Você diria que o mundo está se tornando mais extremista?
O mundo sempre teve extremos, mas pode-se observar um crescimento da ultradireita nas últimas duas décadas, em vários países ao mesmo tempo. A exemplo da ascensão do Trump nos Estados Unidos, do Modi na Índia, ou na Polônia, Hungria e, agora, Itália. A diferença é que muitos países grandes começaram a se embrenhar na política ultradireitista.
Como o extremismo afeta a sociedade como um todo?
Quando a extrema direita está no poder, algumas coisas acontecem para sabotar as instituições democráticas. Primeiro, eles são eleitos e mantêm as eleições, embora não acreditem nelas. Depois, usam o poder para atacar comunidades marginalizadas — como a LGBTQIA+ — e erodir avanços democráticos, como as políticas raciais.
O que acontece quando as bases da sociedade são questionadas?
Uma vez que isso acontece, é difícil voltar atrás. Líderes vão espalhar informações falsas e abalar a fé da população nessas instituições, fazendo as pessoas pensarem que a democracia não funciona para elas. Pela história, sabemos que esse é o primeiro estágio: descredibilizar a democracia, abrindo caminho para a permanência no poder.

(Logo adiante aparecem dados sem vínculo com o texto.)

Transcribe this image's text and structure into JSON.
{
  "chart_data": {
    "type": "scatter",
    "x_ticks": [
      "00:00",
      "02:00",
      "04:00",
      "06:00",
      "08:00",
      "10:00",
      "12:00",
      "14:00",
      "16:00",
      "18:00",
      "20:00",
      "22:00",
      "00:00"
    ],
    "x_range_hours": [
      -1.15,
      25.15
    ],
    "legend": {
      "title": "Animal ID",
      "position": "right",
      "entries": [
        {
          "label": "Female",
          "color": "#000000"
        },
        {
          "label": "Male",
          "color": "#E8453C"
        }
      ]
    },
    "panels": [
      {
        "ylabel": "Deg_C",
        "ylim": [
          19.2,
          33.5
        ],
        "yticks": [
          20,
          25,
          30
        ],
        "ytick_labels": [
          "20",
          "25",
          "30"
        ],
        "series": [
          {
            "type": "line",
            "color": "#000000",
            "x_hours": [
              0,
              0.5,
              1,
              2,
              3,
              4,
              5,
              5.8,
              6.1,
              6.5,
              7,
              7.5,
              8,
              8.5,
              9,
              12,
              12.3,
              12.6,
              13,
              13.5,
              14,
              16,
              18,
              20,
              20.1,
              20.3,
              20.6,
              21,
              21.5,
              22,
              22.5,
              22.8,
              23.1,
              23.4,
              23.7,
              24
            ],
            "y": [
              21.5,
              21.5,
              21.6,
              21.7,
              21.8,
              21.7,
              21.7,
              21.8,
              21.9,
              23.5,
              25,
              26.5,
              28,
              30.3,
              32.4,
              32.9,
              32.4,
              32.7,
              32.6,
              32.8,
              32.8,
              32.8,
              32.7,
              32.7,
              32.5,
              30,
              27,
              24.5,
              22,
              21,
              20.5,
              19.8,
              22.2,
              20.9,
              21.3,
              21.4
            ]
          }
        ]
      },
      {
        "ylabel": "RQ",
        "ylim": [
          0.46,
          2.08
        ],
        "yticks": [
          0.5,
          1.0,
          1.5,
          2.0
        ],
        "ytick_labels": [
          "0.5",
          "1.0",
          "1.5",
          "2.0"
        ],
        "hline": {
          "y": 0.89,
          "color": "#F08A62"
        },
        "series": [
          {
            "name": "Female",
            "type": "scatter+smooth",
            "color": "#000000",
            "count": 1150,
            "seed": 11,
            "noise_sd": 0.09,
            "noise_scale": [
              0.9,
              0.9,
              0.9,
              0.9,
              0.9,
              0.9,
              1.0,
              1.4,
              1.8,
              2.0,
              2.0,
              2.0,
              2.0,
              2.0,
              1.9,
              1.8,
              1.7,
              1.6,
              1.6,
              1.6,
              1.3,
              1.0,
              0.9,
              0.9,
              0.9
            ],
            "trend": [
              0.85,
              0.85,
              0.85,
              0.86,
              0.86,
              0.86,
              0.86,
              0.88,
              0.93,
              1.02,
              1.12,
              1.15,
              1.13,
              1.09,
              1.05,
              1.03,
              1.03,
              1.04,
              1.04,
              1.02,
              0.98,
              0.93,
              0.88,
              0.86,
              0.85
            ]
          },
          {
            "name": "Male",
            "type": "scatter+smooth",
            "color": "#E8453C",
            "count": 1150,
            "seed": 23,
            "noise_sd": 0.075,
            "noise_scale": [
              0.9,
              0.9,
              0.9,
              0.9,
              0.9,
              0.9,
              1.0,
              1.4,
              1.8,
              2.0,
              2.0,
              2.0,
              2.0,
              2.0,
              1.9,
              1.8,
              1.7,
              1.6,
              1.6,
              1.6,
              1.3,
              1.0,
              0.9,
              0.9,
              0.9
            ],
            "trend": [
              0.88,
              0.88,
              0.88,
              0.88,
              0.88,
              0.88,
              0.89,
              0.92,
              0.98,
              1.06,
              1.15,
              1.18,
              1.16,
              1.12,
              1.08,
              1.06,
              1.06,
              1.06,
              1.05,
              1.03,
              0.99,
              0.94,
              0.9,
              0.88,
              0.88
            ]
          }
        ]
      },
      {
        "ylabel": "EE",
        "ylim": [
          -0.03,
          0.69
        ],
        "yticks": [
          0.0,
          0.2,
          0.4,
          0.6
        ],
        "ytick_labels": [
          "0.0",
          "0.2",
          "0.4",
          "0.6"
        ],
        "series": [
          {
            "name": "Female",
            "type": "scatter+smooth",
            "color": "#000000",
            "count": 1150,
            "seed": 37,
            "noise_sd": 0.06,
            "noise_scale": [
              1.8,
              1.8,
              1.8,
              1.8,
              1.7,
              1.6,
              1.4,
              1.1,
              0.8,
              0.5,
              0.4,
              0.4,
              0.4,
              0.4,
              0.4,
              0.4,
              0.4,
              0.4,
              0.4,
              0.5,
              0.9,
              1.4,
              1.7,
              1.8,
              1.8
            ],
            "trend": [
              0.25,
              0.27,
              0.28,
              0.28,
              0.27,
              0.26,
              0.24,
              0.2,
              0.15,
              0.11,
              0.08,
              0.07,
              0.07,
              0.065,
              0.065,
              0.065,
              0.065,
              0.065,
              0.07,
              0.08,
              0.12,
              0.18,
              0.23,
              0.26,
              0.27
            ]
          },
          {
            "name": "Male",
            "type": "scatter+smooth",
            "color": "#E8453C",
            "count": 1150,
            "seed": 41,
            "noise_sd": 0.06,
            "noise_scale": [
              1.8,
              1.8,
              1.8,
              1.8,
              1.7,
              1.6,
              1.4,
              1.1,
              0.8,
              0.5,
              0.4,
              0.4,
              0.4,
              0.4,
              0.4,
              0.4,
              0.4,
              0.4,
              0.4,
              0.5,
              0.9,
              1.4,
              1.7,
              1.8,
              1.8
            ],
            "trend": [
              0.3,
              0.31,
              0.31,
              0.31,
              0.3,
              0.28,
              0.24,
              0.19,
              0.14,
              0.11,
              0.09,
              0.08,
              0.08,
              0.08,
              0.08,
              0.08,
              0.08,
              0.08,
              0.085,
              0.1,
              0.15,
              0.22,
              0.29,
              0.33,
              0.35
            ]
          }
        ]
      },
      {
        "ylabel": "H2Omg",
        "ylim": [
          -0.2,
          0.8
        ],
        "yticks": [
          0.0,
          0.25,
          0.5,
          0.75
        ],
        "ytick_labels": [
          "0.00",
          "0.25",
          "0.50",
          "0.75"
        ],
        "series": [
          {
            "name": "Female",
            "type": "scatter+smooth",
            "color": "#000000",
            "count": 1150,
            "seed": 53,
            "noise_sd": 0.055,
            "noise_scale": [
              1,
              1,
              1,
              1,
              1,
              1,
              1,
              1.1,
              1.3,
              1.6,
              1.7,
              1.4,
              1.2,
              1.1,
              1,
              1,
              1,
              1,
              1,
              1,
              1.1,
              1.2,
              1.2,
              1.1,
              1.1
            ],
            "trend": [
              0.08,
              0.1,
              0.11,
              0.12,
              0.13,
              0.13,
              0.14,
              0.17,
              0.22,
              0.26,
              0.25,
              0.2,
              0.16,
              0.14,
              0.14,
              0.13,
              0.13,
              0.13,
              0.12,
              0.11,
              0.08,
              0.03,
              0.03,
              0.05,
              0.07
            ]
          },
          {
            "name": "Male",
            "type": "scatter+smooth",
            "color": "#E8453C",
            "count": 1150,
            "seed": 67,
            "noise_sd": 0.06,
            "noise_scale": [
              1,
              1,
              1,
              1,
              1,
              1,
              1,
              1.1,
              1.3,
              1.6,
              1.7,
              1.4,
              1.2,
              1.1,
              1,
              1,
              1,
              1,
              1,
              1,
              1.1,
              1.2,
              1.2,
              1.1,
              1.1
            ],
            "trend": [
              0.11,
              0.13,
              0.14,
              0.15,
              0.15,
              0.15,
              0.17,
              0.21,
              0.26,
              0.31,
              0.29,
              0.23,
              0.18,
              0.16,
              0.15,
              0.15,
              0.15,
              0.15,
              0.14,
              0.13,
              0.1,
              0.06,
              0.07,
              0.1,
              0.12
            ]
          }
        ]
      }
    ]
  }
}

É fácil radicalizar alguém? Pessoas próximas podem evitar?
Os obstáculos para se juntar a movimentos de ultradireita estão diminuindo. Antes, você teria que viver no mesmo lugar para ver os protestos ou ler o material — mas agora você pode acompanhar o conteúdo de alguém que está em Londres, ou nos Estados Unidos. Isso significa que os meios estão mais acessíveis, então você pode ser um extremista em qualquer lugar do mundo. As redes sociais têm responsabilidade enorme nesse sentido, pois ainda falham na missão de restringir conteúdo de ódio — precisamos que as pessoas parem de consumir isso. No plano pessoal, para resgatar alguém do extremismo, precisa achar um mensageiro em que a pessoa confie. Normalmente, esses grupos fazem oposição às mídias tradicionais, então uma matéria de jornal não será a luz no fim do túnel.
O que a sociedade pode fazer para conter o extremismo?
Existem várias formas. Pessoas odeiam quem elas não conhecem. Então, se você vive em uma comunidade em que diferentes grupos compartilham o mesmo senso de identidade, o ódio não vai prevalecer. Os grandes partidos políticos têm que fazer a sua parte: ouvir e dar voz à população, interagir com ela. Assim, as pessoas não terão por que recorrer a essas "alternativas". E vale ressaltar: extremistas são pintados como monstros, mas na verdade são exatamente como nós. Só lembrando que esses grupos convencem pessoas normais a fazerem coisas horríveis, é que podemos de fato reverter a situação.